Reference: Calculate exponential / logarithmic functions with Python (exp, log, log10, log2)

P-063: Calculate the profit amount of each product from the unit price (unit_price) and cost price (unit_cost) of the product data frame (df_product). You can display 10 results.

P-063


#Product data frame (df_copy product).
df_tmp = df_product.copy()
#Unit price (unit)_price) to cost (unit)_Profit amount minus cost)(unit_profit)To display
df_tmp['unit_profit'] = df_tmp['unit_price'] - df_tmp['unit_cost']
df_tmp.head(10)

P-064: Calculate the overall average profit margin of each product from the unit price (unit_price) and cost (unit_cost) of the product data frame (df_product). However, note that there are nulls in unit prices and costs.

P-64


#Product data frame (df_copy product).
df_tmp = df_product.copy()
#Unit price (unit)_price) to cost (unit)_The unit price (unit) minus the cost)_Profit margin divided by price)(unit_profit_rate)To display
df_tmp['unit_profit_rate'] = (df_tmp['unit_price'] - df_tmp['unit_cost']) / df_tmp['unit_price']
#Calculate the average profit amount(Excluding Null: skipna=True)
df_tmp['unit_profit_rate'].mean(skipna=True)

Reference: How to add by ignoring and adding without ignoring when there is a missing value in a row or column in pandas

P-065: For each product in the product data frame (df_product), find a new unit price with a profit margin of 30%. However, round down less than 1 yen.

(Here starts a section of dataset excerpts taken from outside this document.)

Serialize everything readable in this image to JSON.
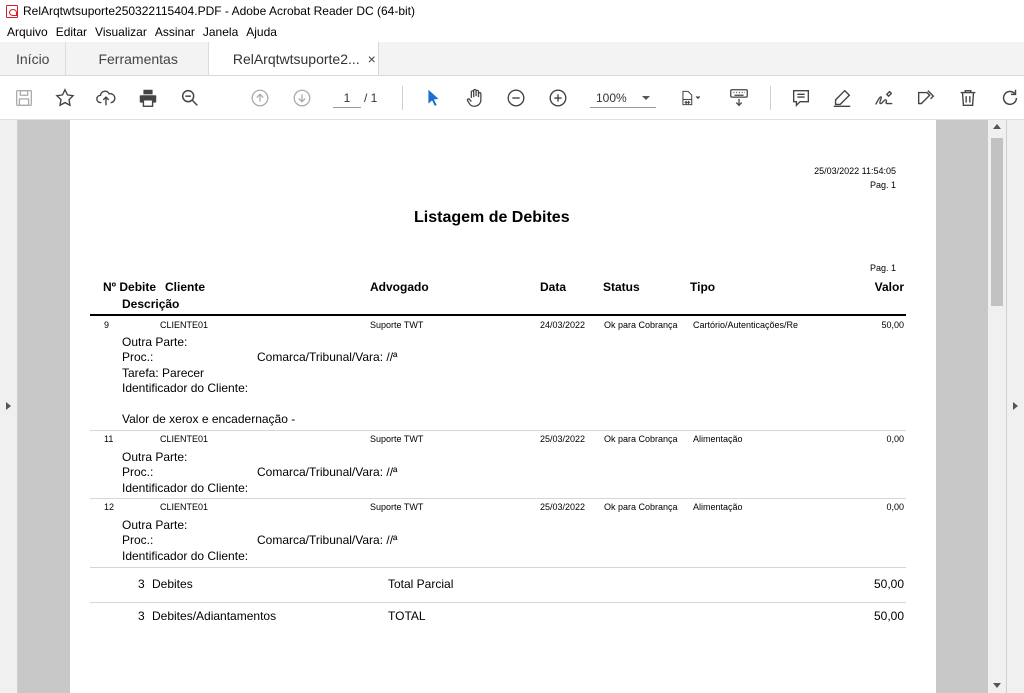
{
  "window": {
    "title": "RelArqtwtsuporte250322115404.PDF - Adobe Acrobat Reader DC (64-bit)"
  },
  "menu": [
    "Arquivo",
    "Editar",
    "Visualizar",
    "Assinar",
    "Janela",
    "Ajuda"
  ],
  "tabs": {
    "home": "Início",
    "tools": "Ferramentas",
    "document": "RelArqtwtsuporte2...",
    "close": "×"
  },
  "toolbar": {
    "page_current": "1",
    "page_total": "/ 1",
    "zoom": "100%"
  },
  "report": {
    "datetime": "25/03/2022 11:54:05",
    "page_top": "Pag. 1",
    "title": "Listagem de Debites",
    "page_header": "Pag. 1",
    "columns": {
      "num_debite": "Nº Debite",
      "cliente": "Cliente",
      "descricao": "Descrição",
      "advogado": "Advogado",
      "data": "Data",
      "status": "Status",
      "tipo": "Tipo",
      "valor": "Valor"
    },
    "rows": [
      {
        "num": "9",
        "cliente": "CLIENTE01",
        "advogado": "Suporte TWT",
        "data": "24/03/2022",
        "status": "Ok para Cobrança",
        "tipo": "Cartório/Autenticações/Re",
        "valor": "50,00",
        "outra_parte": "Outra Parte:",
        "proc": "Proc.:",
        "comarca": "Comarca/Tribunal/Vara: //ª",
        "tarefa": "Tarefa: Parecer",
        "identificador": "Identificador do Cliente:",
        "descricao": "Valor de xerox e encadernação -"
      },
      {
        "num": "11",
        "cliente": "CLIENTE01",
        "advogado": "Suporte TWT",
        "data": "25/03/2022",
        "status": "Ok para Cobrança",
        "tipo": "Alimentação",
        "valor": "0,00",
        "outra_parte": "Outra Parte:",
        "proc": "Proc.:",
        "comarca": "Comarca/Tribunal/Vara: //ª",
        "identificador": "Identificador do Cliente:"
      },
      {
        "num": "12",
        "cliente": "CLIENTE01",
        "advogado": "Suporte TWT",
        "data": "25/03/2022",
        "status": "Ok para Cobrança",
        "tipo": "Alimentação",
        "valor": "0,00",
        "outra_parte": "Outra Parte:",
        "proc": "Proc.:",
        "comarca": "Comarca/Tribunal/Vara: //ª",
        "identificador": "Identificador do Cliente:"
      }
    ],
    "totals": [
      {
        "count": "3",
        "label": "Debites",
        "kind": "Total Parcial",
        "valor": "50,00"
      },
      {
        "count": "3",
        "label": "Debites/Adiantamentos",
        "kind": "TOTAL",
        "valor": "50,00"
      }
    ]
  }
}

Then display 10 results and confirm that the profit margin is around 30%. However, note that there are NULLs in the unit price (unit_price) and cost (unit_cost).

P-065


#Product data frame (df_copy product).
df_tmp = df_product.copy()
#Cost (unit)_cost) to a profit margin of 30%New unit price(new_price)Seeking(Round down less than 1 yen)
#Cost (unit)_cost) x 10/7 (Profit margin is 30%Becomes)a formula. math.floor is an error
df_tmp['new_price'] = np.floor(df_tmp['unit_cost'] * 10/7)

#Check the profit margin
df_tmp['new_price_rate'] = (df_tmp['new_price'] - df_tmp['unit_cost']) / df_tmp['new_price']
#Calculate the average profit amount(Excluding Null)
df_tmp.head(10)

# (Another solution)
df_tmp = df_product.copy()
df_tmp['new_price'] = df_tmp['unit_cost'].apply(lambda x: np.floor(x / 0.7))
df_tmp['new_profit_rate'] = (df_tmp['new_price'] - df_tmp['unit_cost']) / df_tmp['new_price']
df_tmp.head(10)

Reference: [NumPy] Real number → Integer (rounding, rounding down, rounding up)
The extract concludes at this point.